From datacenters and mobile devices to aircraft, automobiles, and banks, many systems require new ways of tightly constraining the flow of information such that untrusted and malicious devices can never affect critical system tasks, or that cryptographic secrets can never leak. To create such systems, information flow controls must be incorporated from the ground up, including at hardware design time, in order to provide a formal basis for a system's root of trust.
My thesis demonstrates a new method for constructing and analyzing architectures capable of tracking all information flow within the machine, including timing and covert channels. The key to such an approach is a novel gate-level information flow tracking method (GLIFT) which provides a way to compose complex logical structures with well defined information flow properties. Starting from a simple NAND gate, we create more complex structures including muxes, control, registers, and finally a microprocessor.
This Execution Lease processor provides programmers (i.e. system software) with explicit control over all information flows, and I am currently working on implementing a micro-kernel that uses our proposed ISA to construct information-tight partitions. Finally, by formalizing the GLIFT technique as a static analysis tool, we can prove that the kernel and hardware together enforce a security policy for all possible user-level processes and external inputs. A short summary of this work is available as an IEEE Micro Top Pick paper.
I have recently started to collaborate with Xun Li and Ben Hardekopf to formalize common secure-hardware design patterns in the form of a type system for a hardware description language. We propose Caisson -- a finite state-machine based language -- using which we are able to design complex processors that maintain strict information flow control even in the presence of pipelining, caches, and other micro-architectural features. Our initial work has been presented in PLAS 2010 workshop, and a more complete version is currently under submission.
I am working with Jonny Valamehr to examine the use of novel technologies such as 3D-Integration to add introspection hardware in the last stages of processor fabrication. This 3-D Integration decouples the function and economics of security policy enforcement from the underlying computing hardware. As a result, security enhancements are manufacturing options applicable only to those systems that require them. In our ACSAC paper, we present a set of circuit level primitives that can be used by the 3D control plane to manipulate signals on the base computation plane.

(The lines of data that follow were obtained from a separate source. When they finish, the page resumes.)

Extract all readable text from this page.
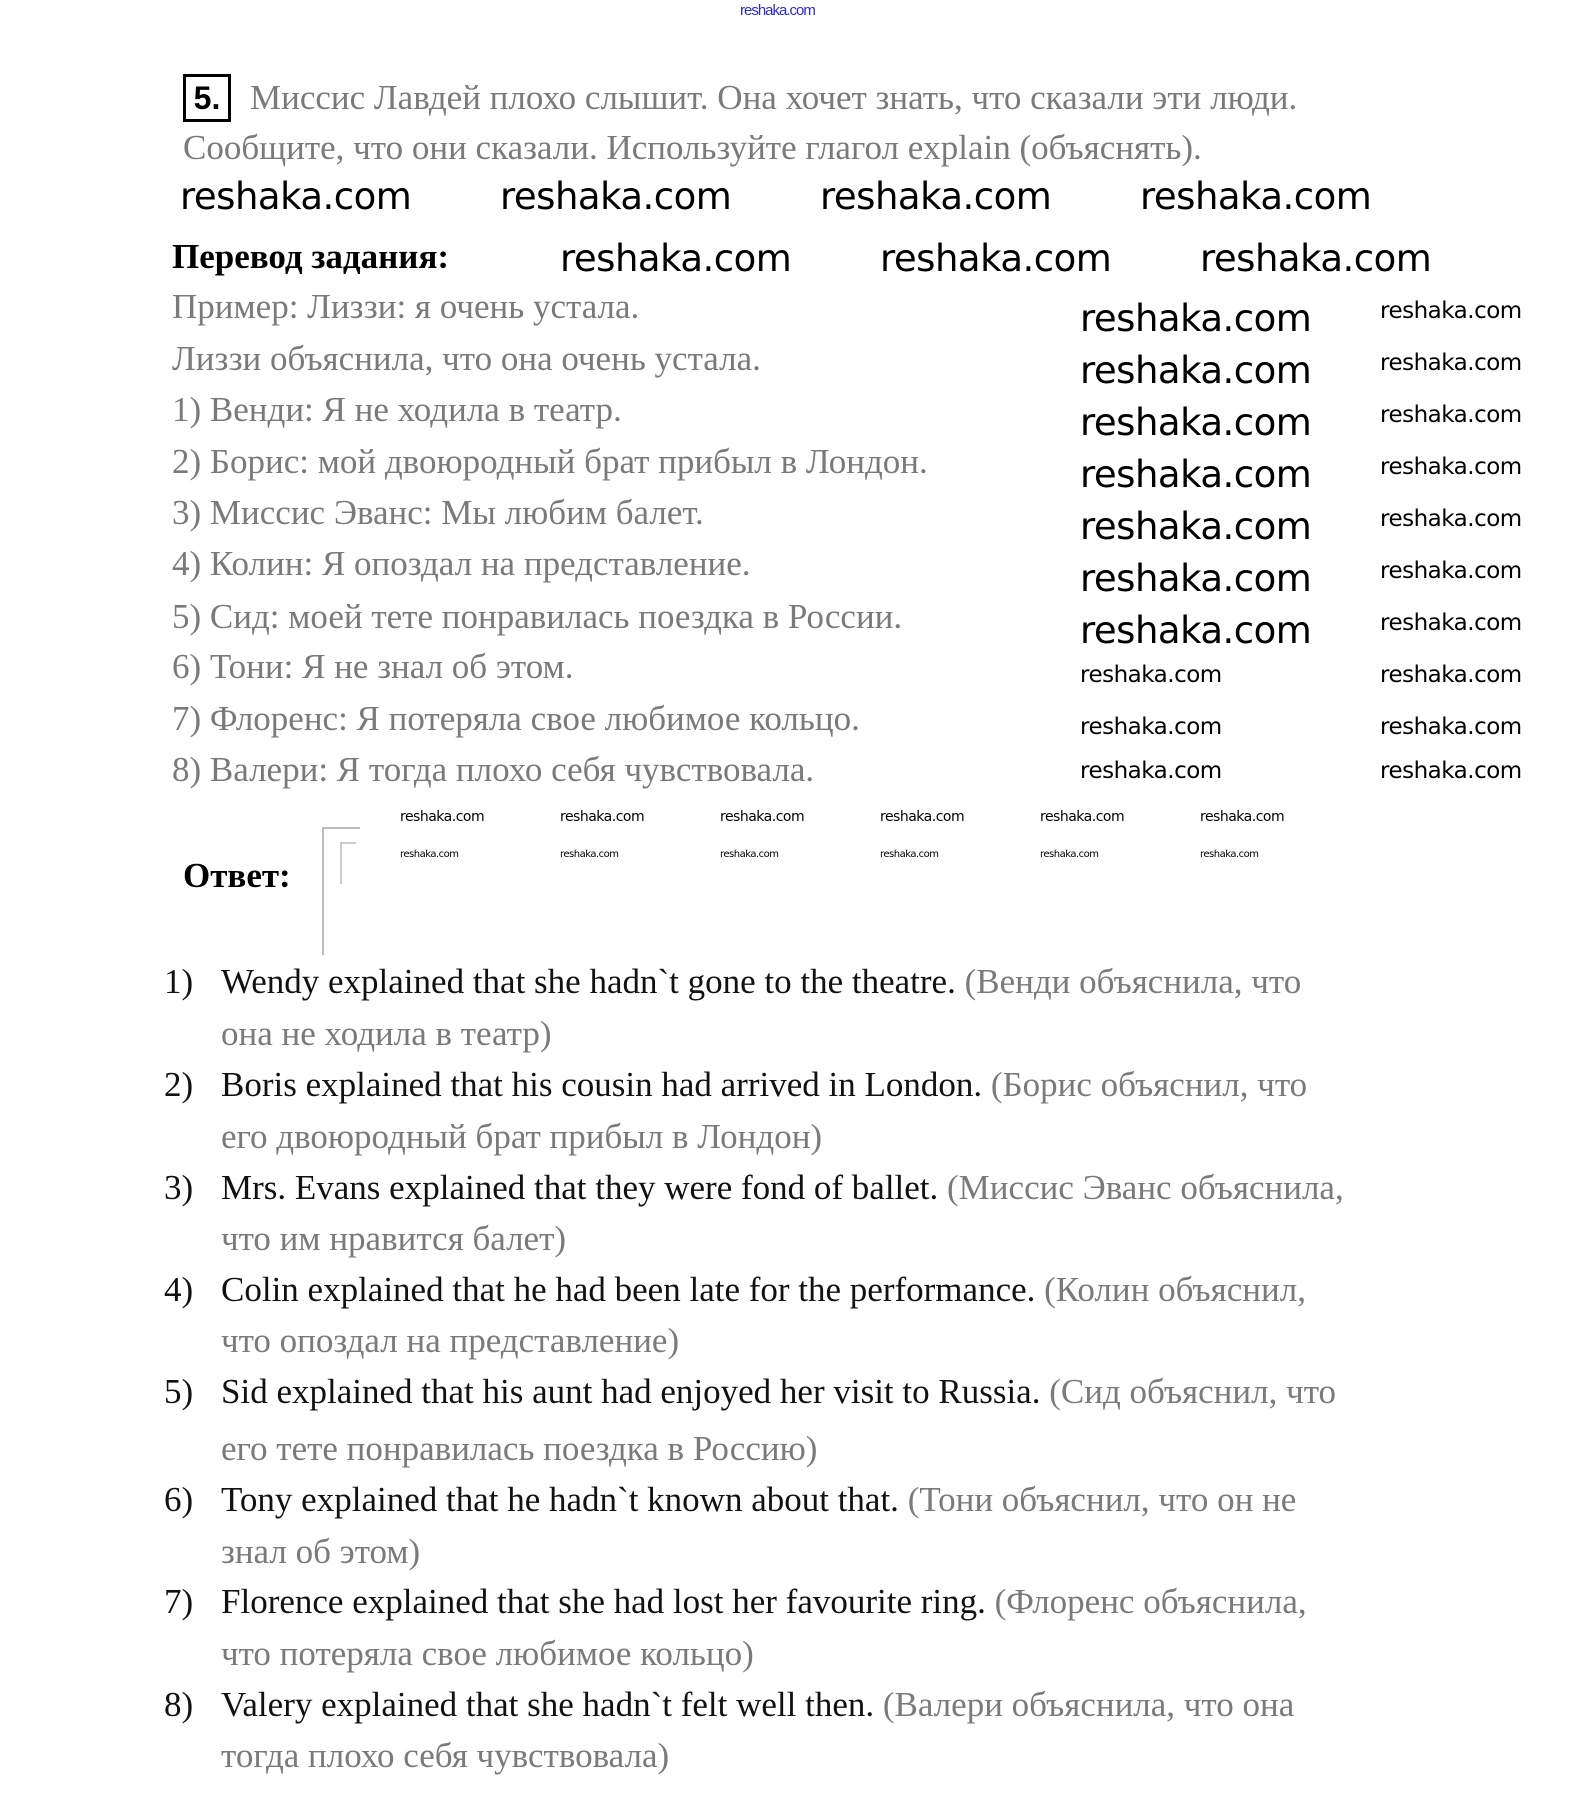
reshaka.com
5. Миссис Лавдей плохо слышит. Она хочет знать, что сказали эти люди.
Сообщите, что они сказали. Используйте глагол explain (объяснять).
Перевод задания:
Пример: Лиззи: я очень устала.
Лиззи объяснила, что она очень устала.
1) Венди: Я не ходила в театр.
2) Борис: мой двоюродный брат прибыл в Лондон.
3) Миссис Эванс: Мы любим балет.
4) Колин: Я опоздал на представление.
5) Сид: моей тете понравилась поездка в России.
6) Тони: Я не знал об этом.
7) Флоренс: Я потеряла свое любимое кольцо.
8) Валери: Я тогда плохо себя чувствовала.
Ответ:
1) Wendy explained that she hadn`t gone to the theatre. (Венди объяснила, что
она не ходила в театр)
2) Boris explained that his cousin had arrived in London. (Борис объяснил, что
его двоюродный брат прибыл в Лондон)
3) Mrs. Evans explained that they were fond of ballet. (Миссис Эванс объяснила,
что им нравится балет)
4) Colin explained that he had been late for the performance. (Колин объяснил,
что опоздал на представление)
5) Sid explained that his aunt had enjoyed her visit to Russia. (Сид объяснил, что
его тете понравилась поездка в Россию)
6) Tony explained that he hadn`t known about that. (Тони объяснил, что он не
знал об этом)
7) Florence explained that she had lost her favourite ring. (Флоренс объяснила,
что потеряла свое любимое кольцо)
8) Valery explained that she hadn`t felt well then. (Валери объяснила, что она
тогда плохо себя чувствовала)
reshaka.com reshaka.com reshaka.com reshaka.com
reshaka.com reshaka.com reshaka.com
reshaka.com
reshaka.com
reshaka.com
reshaka.com
reshaka.com
reshaka.com
reshaka.com
reshaka.com
reshaka.com
reshaka.com
reshaka.com
reshaka.com
reshaka.com
reshaka.com
reshaka.com
reshaka.com
reshaka.com
reshaka.com
reshaka.com
reshaka.com
reshaka.com	reshaka.com	reshaka.com	reshaka.com	reshaka.com	reshaka.com
reshaka.com	reshaka.com	reshaka.com	reshaka.com	reshaka.com	reshaka.com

As programmers are asked to manage more complicated parallel machines, it is likely that they will become increasingly dependent on tools such as multi-threaded data race detectors, memory bounds checkers, dynamic dataflow trackers, and various performance profilers to understand and maintain their software. Rather than performing all the instrumentation and analysis on the main processor, we explore the idea of using the increasingly high-throughput board level interconnect available on many systems to offload analysis to a parallel off-chip accelerator.
We have developed Hardgrind, a prototype system that maps a DMA based analysis engine, sitting on a PCI-mounted FPGA, into the Valgrind instrumentation framework. Using this prototype we characterize the potential of such a system to both accelerate existing software development tools and enable a new class of heavyweight dynamic analysis. While many issues still remain with such an approach, we demonstrate that program analysis speedups of 29% to 440% could be achieved today with strictly off-the-shelf components on some of the state-of-the-art tools, and we carefully quantify the bottlenecks to illuminate several new opportunities for further architectural innovation.
Many dynamic analysis schemes rely on the ability to associate metadata (or ``tags'') with all of virtual or physical memory. If one wishes to store large 32-bit tags, multiple tags per data element, or tags at the granularity of bytes rather than words, then directly storing one tag on chip to cover one byte or word (in a cache or otherwise) can be an expensive proposition. We show that dataflow tags naturally exhibit a very high degree of spatial-value locality, an observation we can exploit by storing metadata on ranges of addresses (which cover a non-aligned contiguous span of memory) rather than on individual elements. In fact, a small 128 entry on-chip range cache (with area equivalent to 4KB of SRAM) hits more than 98% of the time on average.
The key to this approach is our proposed method by which ranges of tags are kept in cache in an optimally RLE-compressed form, queried at high speed, swapped in and out with secondary memory storage, and (most important for dataflow tracking) rapidly stitched together into the largest possible ranges as new tags are written on every store, all the while correctly handling the cases of unaligned and overlapping ranges. We examine the effectiveness of this approach by simulating its use in definedness tracking (covering both the stack and the heap), in tracking network-derived dataflow through a multi-language web application, and through a synthesizable prototype on an FPGA.
One summer at NEC Labs, I worked with Hari Cadambi on scaling MapReduce for many-core architectures. Back in college at IIT Guwahati, I interned at the EDA Group in Torino (Italy) with Professors Enrico Macii and Luca Benini, and the VLSI-ASIC group at CDAC, Trivandrum, designing hardware for fun and profit.